Madame Laure CHASSAGNE, Présidente, assistée de Monsieur Daniel GARNESSON et Madame Safia TAMI, assesseurs, et de Monsieur Denis TCHISSAMBOU, Greffier.
Lors du délibéré :
Présidente : Laure CHASSAGNE, Juge
Assesseur : Daniel GARNESSON, Assesseur salarié
Assesseur : Safia TAMI, Assesseur employeur
JUGEMENT
Prononcé publiquement, par mise à disposition au greffe, par jugement contradictoire et en premier ressort, par Laure CHASSAGNE, Juge, assistée de Denis TCHISSAMBOU, Greffier.
Transmis par RPVA à : Me Quentin FRISONI
EXPOSE DU LITIGE
La société [11] (ci-après la société [10]) a sollicité les services de l’URSSAF [7] afin de bénéficier du dispositif d’aide au paiement des cotisations sociales en faveur des entreprises en difficultés impactées par les conséquences financières et économiques liées à l’épidémie de Covid-19.
La demande d’aide au paiement a été portée sur la déclaration sociale nominative (DSN) du mois de janvier 2023 au moyen du CTP « 051 » au titre du mois de janvier 2022 pour un montant de 54 096,89 euros.
Une autre demande d’aide au paiement 15 % a été portée sur la [6] de janvier 2023 au moyen du CTP « 256 » au titre du mois de février 2022 pour un montant de 40 629,97 euros.
Par courriel du 6 octobre 2023, l’URSSAF a indiqué à la société [9] que cette aide pouvait être utilisée que pour le paiement des cotisations et contributions sociales au titre des années 2020 à 2022.
Par courrier du 13 novembre 2023, la société [10] a saisi la commission de recours amiable laquelle, par courrier du 20 février 2024, a confirmé la décision de l’URSSAF.
C’est dans ce contexte que par requête reçue par le greffe le 18 avril 2024, la société [10] a saisi le pôle social du tribunal judiciaire de Bobigny aux fins de contestation de la décision de l’URSSAF du 6 octobre 2023.
A défaut de conciliation, l’affaire a été appelée à l’audience du 4 décembre 2024, date à laquelle les parties ont été entendues en leurs observations.
Par des conclusions écrites déposées à l’audience et soutenues oralement, la société [9] demande au tribunal de :
Sur la forme : annuler la décision de l’URSSAF [7] du 6 octobre 2023,Sur le fond : Annuler les décisions de l'[14] du 6 octobre 2023 et de la commission de recours amiable du 9 février 2024,Rétablir les éléments déclarés en [6],Condamner l’URSSAF au versement des aides au paiement dont elle bénéficie,En tout état de cause, condamner l’URSSAF au paiement de la somme de 2 500 euros au titre de l’article 700 du code de procédure civile, avec intérêt au taux légal à compter du prononcé de la décision, ainsi qu’aux dépens.L’URSSAF, régulièrement représentée, sollicite le débouté de toutes les demandes de la société [10].
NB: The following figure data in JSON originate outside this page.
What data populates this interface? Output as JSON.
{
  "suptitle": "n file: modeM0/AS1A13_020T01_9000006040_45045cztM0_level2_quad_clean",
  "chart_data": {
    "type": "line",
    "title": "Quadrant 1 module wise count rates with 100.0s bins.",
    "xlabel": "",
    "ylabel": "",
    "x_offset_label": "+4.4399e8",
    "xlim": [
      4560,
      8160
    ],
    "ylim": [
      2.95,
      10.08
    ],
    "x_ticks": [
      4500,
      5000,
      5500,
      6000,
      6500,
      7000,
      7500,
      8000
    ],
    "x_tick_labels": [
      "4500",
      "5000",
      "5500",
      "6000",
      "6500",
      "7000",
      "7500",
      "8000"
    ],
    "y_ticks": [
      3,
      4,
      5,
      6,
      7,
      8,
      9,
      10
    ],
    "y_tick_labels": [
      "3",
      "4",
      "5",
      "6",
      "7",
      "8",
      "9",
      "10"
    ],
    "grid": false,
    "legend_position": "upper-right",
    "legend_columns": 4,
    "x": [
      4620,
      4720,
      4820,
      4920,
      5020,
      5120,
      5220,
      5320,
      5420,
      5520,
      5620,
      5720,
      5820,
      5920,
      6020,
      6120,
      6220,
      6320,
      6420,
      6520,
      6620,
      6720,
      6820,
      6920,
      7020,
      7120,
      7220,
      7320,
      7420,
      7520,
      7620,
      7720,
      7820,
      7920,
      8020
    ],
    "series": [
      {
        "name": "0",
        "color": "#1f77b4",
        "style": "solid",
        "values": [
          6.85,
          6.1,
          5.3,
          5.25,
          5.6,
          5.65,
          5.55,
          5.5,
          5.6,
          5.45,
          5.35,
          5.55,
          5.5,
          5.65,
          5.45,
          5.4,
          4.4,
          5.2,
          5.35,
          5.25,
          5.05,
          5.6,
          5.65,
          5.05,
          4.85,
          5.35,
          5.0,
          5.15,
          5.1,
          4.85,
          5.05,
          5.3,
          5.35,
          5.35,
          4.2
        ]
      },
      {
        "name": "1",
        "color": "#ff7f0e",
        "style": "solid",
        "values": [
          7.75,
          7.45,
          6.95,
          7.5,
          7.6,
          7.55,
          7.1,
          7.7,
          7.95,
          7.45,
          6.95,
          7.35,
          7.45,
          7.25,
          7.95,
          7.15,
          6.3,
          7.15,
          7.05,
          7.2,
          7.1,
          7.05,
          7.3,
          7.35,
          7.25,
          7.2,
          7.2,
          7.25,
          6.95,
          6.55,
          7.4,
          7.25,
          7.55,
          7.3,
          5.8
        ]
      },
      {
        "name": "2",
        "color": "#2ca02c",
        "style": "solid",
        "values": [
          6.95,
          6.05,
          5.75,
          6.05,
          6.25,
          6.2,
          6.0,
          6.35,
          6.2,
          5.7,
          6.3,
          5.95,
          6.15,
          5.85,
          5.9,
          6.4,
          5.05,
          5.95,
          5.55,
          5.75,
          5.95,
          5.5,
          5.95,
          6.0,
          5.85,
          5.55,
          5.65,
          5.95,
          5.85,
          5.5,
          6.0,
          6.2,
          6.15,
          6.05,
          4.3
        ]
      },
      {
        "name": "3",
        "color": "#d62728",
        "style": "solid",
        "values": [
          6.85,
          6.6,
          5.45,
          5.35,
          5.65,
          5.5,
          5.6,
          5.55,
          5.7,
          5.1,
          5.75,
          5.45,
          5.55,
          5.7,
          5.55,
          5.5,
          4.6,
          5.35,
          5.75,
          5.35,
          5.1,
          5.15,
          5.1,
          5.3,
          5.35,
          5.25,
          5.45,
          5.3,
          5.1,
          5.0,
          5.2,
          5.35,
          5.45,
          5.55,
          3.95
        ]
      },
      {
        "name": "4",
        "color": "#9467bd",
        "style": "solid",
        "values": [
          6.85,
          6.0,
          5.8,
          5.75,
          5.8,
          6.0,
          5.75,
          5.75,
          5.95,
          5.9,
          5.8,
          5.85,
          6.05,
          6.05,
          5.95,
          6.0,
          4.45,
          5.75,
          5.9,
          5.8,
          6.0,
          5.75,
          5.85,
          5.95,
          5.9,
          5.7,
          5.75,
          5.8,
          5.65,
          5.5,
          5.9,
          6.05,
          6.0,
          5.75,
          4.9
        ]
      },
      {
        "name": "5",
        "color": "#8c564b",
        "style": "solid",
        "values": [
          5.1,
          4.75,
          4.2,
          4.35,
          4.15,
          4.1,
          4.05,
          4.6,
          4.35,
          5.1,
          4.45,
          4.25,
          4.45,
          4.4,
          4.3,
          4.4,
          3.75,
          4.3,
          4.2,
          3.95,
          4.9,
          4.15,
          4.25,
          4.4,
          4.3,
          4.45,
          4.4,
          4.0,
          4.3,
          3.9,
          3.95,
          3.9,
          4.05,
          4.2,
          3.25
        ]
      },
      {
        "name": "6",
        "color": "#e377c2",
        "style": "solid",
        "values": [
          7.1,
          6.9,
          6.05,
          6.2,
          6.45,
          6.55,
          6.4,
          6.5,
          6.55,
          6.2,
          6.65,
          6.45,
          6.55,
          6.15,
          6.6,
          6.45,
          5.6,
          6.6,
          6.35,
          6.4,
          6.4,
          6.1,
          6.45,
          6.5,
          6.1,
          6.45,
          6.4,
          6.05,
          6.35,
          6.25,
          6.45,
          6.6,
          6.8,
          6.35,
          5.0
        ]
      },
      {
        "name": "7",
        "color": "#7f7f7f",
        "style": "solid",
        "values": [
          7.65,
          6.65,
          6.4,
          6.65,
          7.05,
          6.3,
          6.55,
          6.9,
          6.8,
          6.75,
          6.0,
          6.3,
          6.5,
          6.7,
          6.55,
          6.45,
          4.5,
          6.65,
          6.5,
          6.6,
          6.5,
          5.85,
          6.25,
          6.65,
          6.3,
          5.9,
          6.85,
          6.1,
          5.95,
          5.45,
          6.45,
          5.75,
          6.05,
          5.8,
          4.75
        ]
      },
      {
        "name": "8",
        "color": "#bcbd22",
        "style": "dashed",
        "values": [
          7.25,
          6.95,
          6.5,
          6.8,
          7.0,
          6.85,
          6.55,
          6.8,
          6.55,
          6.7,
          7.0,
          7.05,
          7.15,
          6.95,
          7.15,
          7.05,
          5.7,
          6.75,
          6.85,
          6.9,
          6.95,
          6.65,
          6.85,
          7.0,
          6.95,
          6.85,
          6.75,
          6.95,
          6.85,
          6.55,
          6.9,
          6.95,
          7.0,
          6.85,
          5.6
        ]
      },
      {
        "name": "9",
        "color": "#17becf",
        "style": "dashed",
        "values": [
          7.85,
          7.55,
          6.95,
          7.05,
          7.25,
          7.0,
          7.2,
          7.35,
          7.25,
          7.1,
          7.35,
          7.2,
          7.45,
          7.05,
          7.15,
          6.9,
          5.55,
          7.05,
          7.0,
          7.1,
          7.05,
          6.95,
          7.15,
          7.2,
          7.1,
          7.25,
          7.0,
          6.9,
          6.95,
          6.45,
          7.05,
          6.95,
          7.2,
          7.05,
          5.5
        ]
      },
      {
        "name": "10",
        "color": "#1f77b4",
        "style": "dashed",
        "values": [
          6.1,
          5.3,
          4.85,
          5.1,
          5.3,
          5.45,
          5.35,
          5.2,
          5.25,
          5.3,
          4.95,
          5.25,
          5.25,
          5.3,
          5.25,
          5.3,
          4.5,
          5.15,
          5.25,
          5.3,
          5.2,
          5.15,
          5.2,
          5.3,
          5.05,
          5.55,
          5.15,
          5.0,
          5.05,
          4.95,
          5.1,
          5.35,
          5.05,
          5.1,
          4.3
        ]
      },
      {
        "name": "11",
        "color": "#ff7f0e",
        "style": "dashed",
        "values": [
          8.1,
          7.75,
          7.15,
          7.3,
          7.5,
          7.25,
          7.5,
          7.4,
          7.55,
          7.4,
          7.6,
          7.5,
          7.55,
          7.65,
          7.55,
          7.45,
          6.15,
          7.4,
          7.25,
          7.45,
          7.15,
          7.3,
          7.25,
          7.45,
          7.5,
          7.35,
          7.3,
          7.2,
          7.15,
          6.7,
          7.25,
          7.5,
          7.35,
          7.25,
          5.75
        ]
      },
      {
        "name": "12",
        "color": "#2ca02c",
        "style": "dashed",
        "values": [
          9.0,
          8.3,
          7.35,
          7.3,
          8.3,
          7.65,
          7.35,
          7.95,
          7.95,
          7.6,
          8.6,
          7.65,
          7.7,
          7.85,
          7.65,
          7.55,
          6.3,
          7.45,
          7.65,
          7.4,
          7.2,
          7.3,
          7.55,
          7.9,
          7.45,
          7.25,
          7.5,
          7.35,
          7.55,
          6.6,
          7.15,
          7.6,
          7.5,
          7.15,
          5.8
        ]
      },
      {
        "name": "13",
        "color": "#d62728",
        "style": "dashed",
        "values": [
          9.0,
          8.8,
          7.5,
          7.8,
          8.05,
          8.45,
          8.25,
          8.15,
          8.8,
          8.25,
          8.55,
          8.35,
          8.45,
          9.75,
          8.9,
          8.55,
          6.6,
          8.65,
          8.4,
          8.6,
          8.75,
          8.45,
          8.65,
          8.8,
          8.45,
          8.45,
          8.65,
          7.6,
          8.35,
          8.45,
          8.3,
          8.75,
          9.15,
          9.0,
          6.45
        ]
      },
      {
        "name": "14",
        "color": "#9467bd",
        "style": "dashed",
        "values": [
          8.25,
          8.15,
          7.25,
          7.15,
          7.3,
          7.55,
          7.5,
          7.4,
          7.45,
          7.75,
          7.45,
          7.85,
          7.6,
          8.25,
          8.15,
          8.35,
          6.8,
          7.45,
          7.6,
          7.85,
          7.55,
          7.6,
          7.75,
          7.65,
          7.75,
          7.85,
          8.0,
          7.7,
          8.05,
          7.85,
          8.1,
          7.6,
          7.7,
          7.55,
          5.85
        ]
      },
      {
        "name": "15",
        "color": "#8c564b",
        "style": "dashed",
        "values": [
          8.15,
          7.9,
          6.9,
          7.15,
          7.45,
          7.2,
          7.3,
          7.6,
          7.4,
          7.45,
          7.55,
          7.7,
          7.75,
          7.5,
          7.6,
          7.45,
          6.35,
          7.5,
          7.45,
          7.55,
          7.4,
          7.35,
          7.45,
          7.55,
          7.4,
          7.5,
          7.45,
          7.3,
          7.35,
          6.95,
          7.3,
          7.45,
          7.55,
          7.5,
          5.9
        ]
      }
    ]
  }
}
L’affaire a été mise en délibéré le 22 janvier 2025.
MOTIFS DE LA DECISION
Sur la demande d’annulation sur la forme
La société [10] observe que la décision de l’URSSAF du 6 octobre 2023 lui a été notifiée par courriel, en dehors de toute phase contradictoire, et sollicite l’annulation de cette décision.
Toutefois, elle n’indique pas sur quel fondement légal repose sa demande d’annulation.
En conséquence, elle en sera déboutée.
Sur la demande d’annulation au fond
Moyens des parties
La société [10] expose que la loi de financement de la sécurité sociale pour 2021 et son décret d’application prévoyaient une aide au paiement des cotisations et contributions sociales pour les employeurs de l’ordre de 20 % du montant des rémunération pour le mois de janvier 2022 et 15 % du montant des rémunération pour le mois de février 2022, que la loi précisait que cette aide était imputable sur l’ensemble des sommes dues aux organismes de recouvrement au titre des années 2020, 2021 et 2022. Elle soutient que les aides au paiement devaient être imputées sur les sommes dues au titre des années 2020, 2021 et 2022, sans que ne soit interdit d’effectuer des régularisations sur des cotisations dues afférentes à ces années. Elle soutient qu’elle était éligible aux différentes aides [5] et plus particulièrement aux mesures d’aides au paiement mises en place pour les périodes d’emploi allant du 1er janvier 2022 au 31 janvier 2022 et du 1er février 2022 au 28 février 2022, que dans sa déclaration [6] effectuée au mois de janvier 2023, elle a rectifié l’erreur qu’elle avait commise en janvier et en février 2022 en n’utilisant pas le montant des aides [5] dont elle avait pourtant droit, qu’elle a appliqué la législation en vigueur, a distingué les périodes de rattachement de janvier et de février 2022 pour lesquelles les aides au paiement étaient imputées, la période de rattachement de janvier 2023 pour laquelle les différentes cotisations et contributions sociales dues étaient payées.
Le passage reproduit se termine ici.